Last weekend we flew from Rome to the UK for a weekend trip to Richmond Upon Thames, outside London. We spent the weekend walking along the Thames, playing on the green and visiting with friends for P's birthday. It was a much needed change of air and scenery. I realized that feeding a toddler can be challenging while on the road, and I have spent the last two days since we returned home making sure he gets salmon, broccoli, kiwi and what has evolved into "the Breakfast of Gladiators."
When I was pregnant with Roman, my enormous belly got a lot of attention and Romans around the city center would say he must be a campeone or gladiatore, which always made me smile. Since I am the sole "provider" in the kitchen, I take our meals very seriously, and even more so since I'm raising a gladiator.

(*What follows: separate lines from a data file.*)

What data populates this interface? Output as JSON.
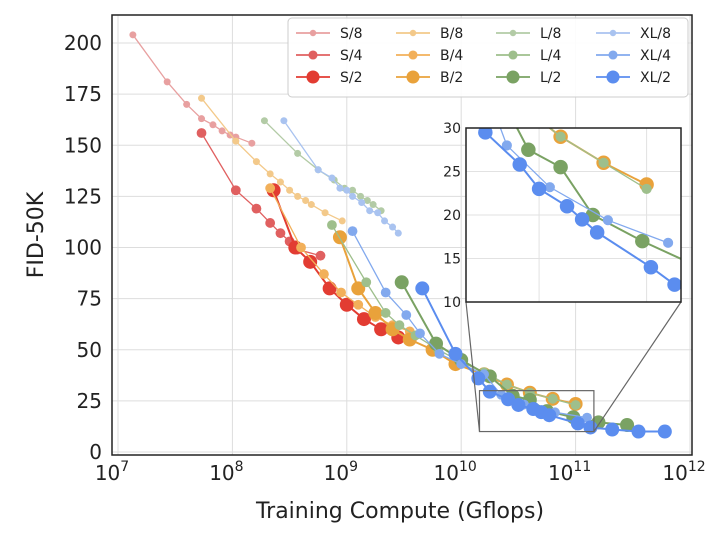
{
  "chart_data": {
    "type": "line",
    "title": "",
    "xlabel": "Training Compute (Gflops)",
    "ylabel": "FID-50K",
    "xscale": "log",
    "xlim_log10": [
      7,
      12
    ],
    "ylim": [
      0,
      210
    ],
    "x_ticks": [
      {
        "base": "10",
        "exp": "7"
      },
      {
        "base": "10",
        "exp": "8"
      },
      {
        "base": "10",
        "exp": "9"
      },
      {
        "base": "10",
        "exp": "10"
      },
      {
        "base": "10",
        "exp": "11"
      },
      {
        "base": "10",
        "exp": "12"
      }
    ],
    "y_ticks": [
      "0",
      "25",
      "50",
      "75",
      "100",
      "125",
      "150",
      "175",
      "200"
    ],
    "grid": true,
    "legend_position": "top-right",
    "inset": {
      "xlim_log10": [
        10.16,
        11.16
      ],
      "ylim": [
        10,
        30
      ],
      "y_ticks": [
        "10",
        "15",
        "20",
        "25",
        "30"
      ]
    },
    "series": [
      {
        "name": "S/8",
        "color": "#e8a0a0",
        "size": 2.5,
        "points": [
          [
            7.13,
            204
          ],
          [
            7.43,
            181
          ],
          [
            7.6,
            170
          ],
          [
            7.73,
            163
          ],
          [
            7.83,
            160
          ],
          [
            7.91,
            157
          ],
          [
            7.98,
            155
          ],
          [
            8.03,
            154
          ],
          [
            8.17,
            151
          ]
        ]
      },
      {
        "name": "S/4",
        "color": "#e06060",
        "size": 3.5,
        "points": [
          [
            7.73,
            156
          ],
          [
            8.03,
            128
          ],
          [
            8.21,
            119
          ],
          [
            8.33,
            112
          ],
          [
            8.42,
            107
          ],
          [
            8.5,
            103
          ],
          [
            8.57,
            99
          ],
          [
            8.77,
            96
          ]
        ]
      },
      {
        "name": "S/2",
        "color": "#e23c32",
        "size": 5,
        "points": [
          [
            8.36,
            128
          ],
          [
            8.55,
            100
          ],
          [
            8.68,
            93
          ],
          [
            8.85,
            80
          ],
          [
            9.0,
            72
          ],
          [
            9.15,
            65
          ],
          [
            9.3,
            60
          ],
          [
            9.45,
            56
          ]
        ]
      },
      {
        "name": "B/8",
        "color": "#f3c98a",
        "size": 2.5,
        "points": [
          [
            7.73,
            173
          ],
          [
            8.03,
            152
          ],
          [
            8.21,
            142
          ],
          [
            8.33,
            136
          ],
          [
            8.42,
            132
          ],
          [
            8.5,
            128
          ],
          [
            8.57,
            125
          ],
          [
            8.64,
            123
          ],
          [
            8.69,
            121
          ],
          [
            8.81,
            117
          ],
          [
            8.96,
            113
          ]
        ]
      },
      {
        "name": "B/4",
        "color": "#f2b05a",
        "size": 3.5,
        "points": [
          [
            8.33,
            129
          ],
          [
            8.6,
            100
          ],
          [
            8.8,
            87
          ],
          [
            8.95,
            78
          ],
          [
            9.1,
            72
          ],
          [
            9.25,
            66
          ],
          [
            9.4,
            62
          ],
          [
            9.55,
            59
          ]
        ]
      },
      {
        "name": "B/2",
        "color": "#e9a23b",
        "size": 5,
        "points": [
          [
            8.94,
            105
          ],
          [
            9.1,
            80
          ],
          [
            9.25,
            68
          ],
          [
            9.4,
            60
          ],
          [
            9.55,
            55
          ],
          [
            9.75,
            50
          ],
          [
            9.95,
            43
          ],
          [
            10.2,
            38
          ],
          [
            10.4,
            33
          ],
          [
            10.6,
            29
          ],
          [
            10.8,
            26
          ],
          [
            11.0,
            23.5
          ]
        ]
      },
      {
        "name": "L/8",
        "color": "#b3cba6",
        "size": 2.5,
        "points": [
          [
            8.28,
            162
          ],
          [
            8.57,
            146
          ],
          [
            8.75,
            138
          ],
          [
            8.89,
            133
          ],
          [
            8.98,
            129
          ],
          [
            9.05,
            128
          ],
          [
            9.12,
            125
          ],
          [
            9.18,
            123
          ],
          [
            9.23,
            121
          ],
          [
            9.3,
            118
          ]
        ]
      },
      {
        "name": "L/4",
        "color": "#9ebf8c",
        "size": 3.5,
        "points": [
          [
            8.87,
            111
          ],
          [
            9.17,
            83
          ],
          [
            9.34,
            68
          ],
          [
            9.46,
            62
          ],
          [
            9.6,
            57
          ],
          [
            9.8,
            50
          ],
          [
            10.0,
            44
          ],
          [
            10.2,
            39
          ],
          [
            10.4,
            33
          ],
          [
            10.6,
            29
          ],
          [
            10.8,
            26
          ],
          [
            11.0,
            23
          ]
        ]
      },
      {
        "name": "L/2",
        "color": "#7aa263",
        "size": 5,
        "points": [
          [
            9.48,
            83
          ],
          [
            9.78,
            53
          ],
          [
            10.0,
            45
          ],
          [
            10.25,
            37
          ],
          [
            10.45,
            27.5
          ],
          [
            10.6,
            25.5
          ],
          [
            10.75,
            20
          ],
          [
            10.98,
            17
          ],
          [
            11.2,
            14.5
          ],
          [
            11.45,
            13.2
          ]
        ]
      },
      {
        "name": "XL/8",
        "color": "#a9c3f0",
        "size": 2.5,
        "points": [
          [
            8.45,
            162
          ],
          [
            8.75,
            138
          ],
          [
            8.87,
            134
          ],
          [
            8.94,
            129
          ],
          [
            9.0,
            128
          ],
          [
            9.05,
            125
          ],
          [
            9.13,
            122
          ],
          [
            9.2,
            118
          ],
          [
            9.27,
            117
          ],
          [
            9.33,
            113
          ],
          [
            9.4,
            110
          ],
          [
            9.45,
            107
          ]
        ]
      },
      {
        "name": "XL/4",
        "color": "#82a9ee",
        "size": 3.5,
        "points": [
          [
            9.05,
            108
          ],
          [
            9.34,
            78
          ],
          [
            9.52,
            67
          ],
          [
            9.64,
            58
          ],
          [
            9.81,
            48
          ],
          [
            10.0,
            43
          ],
          [
            10.2,
            38
          ],
          [
            10.35,
            28
          ],
          [
            10.55,
            23.2
          ],
          [
            10.82,
            19.4
          ],
          [
            11.1,
            16.8
          ]
        ]
      },
      {
        "name": "XL/2",
        "color": "#5b8def",
        "size": 5,
        "points": [
          [
            9.66,
            80
          ],
          [
            9.95,
            48
          ],
          [
            10.15,
            36
          ],
          [
            10.25,
            29.5
          ],
          [
            10.41,
            25.8
          ],
          [
            10.5,
            23
          ],
          [
            10.63,
            21
          ],
          [
            10.7,
            19.5
          ],
          [
            10.77,
            18
          ],
          [
            11.02,
            14
          ],
          [
            11.13,
            12
          ],
          [
            11.32,
            11
          ],
          [
            11.55,
            10
          ],
          [
            11.78,
            10
          ]
        ]
      }
    ]
  }
}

Enter the pancake. In its "pure" form of white flour and butter, it's not the healthiest choice for breakfast. But with a whole lot of tinkering in the form of cooked oatmeal, spelt flour, grated apple and cottage cheese, it makes for a complete meal, not to mention one that is portable and stroller (or shall I say "buggy") friendly.
All winter long I have been making some form of this pancake. When I started I would use the homemade fruit purees that Roman never ate. The pancakes in the photo above have coconut oil and pumpkin puree. There was also a version with pureed prunes and apricots. You can also add ricotta instead of the cottage cheese.
1 cup whole wheat or spelt flour
1 teaspoon baking powder
1 teaspoon cinnamon
Cooked oatmeal (3/4 cup uncooked oats and 1 cup water, prepared in microwave or on stove top)
1 cup milk
2 eggs, beaten
1/2 cup cottage cheese
1 apple or pear, grated
In a medium size bowl, combine the flour, baking powder and cinnamon with a whisk. Add the milk and beaten eggs. Stir in the cottage cheese, cooked oatmeal and grated apple or pear. Cook on a skillet with butter for several minutes each side and serve hot with pure maple syrup. Freeze any leftovers and reheat in the toaster oven.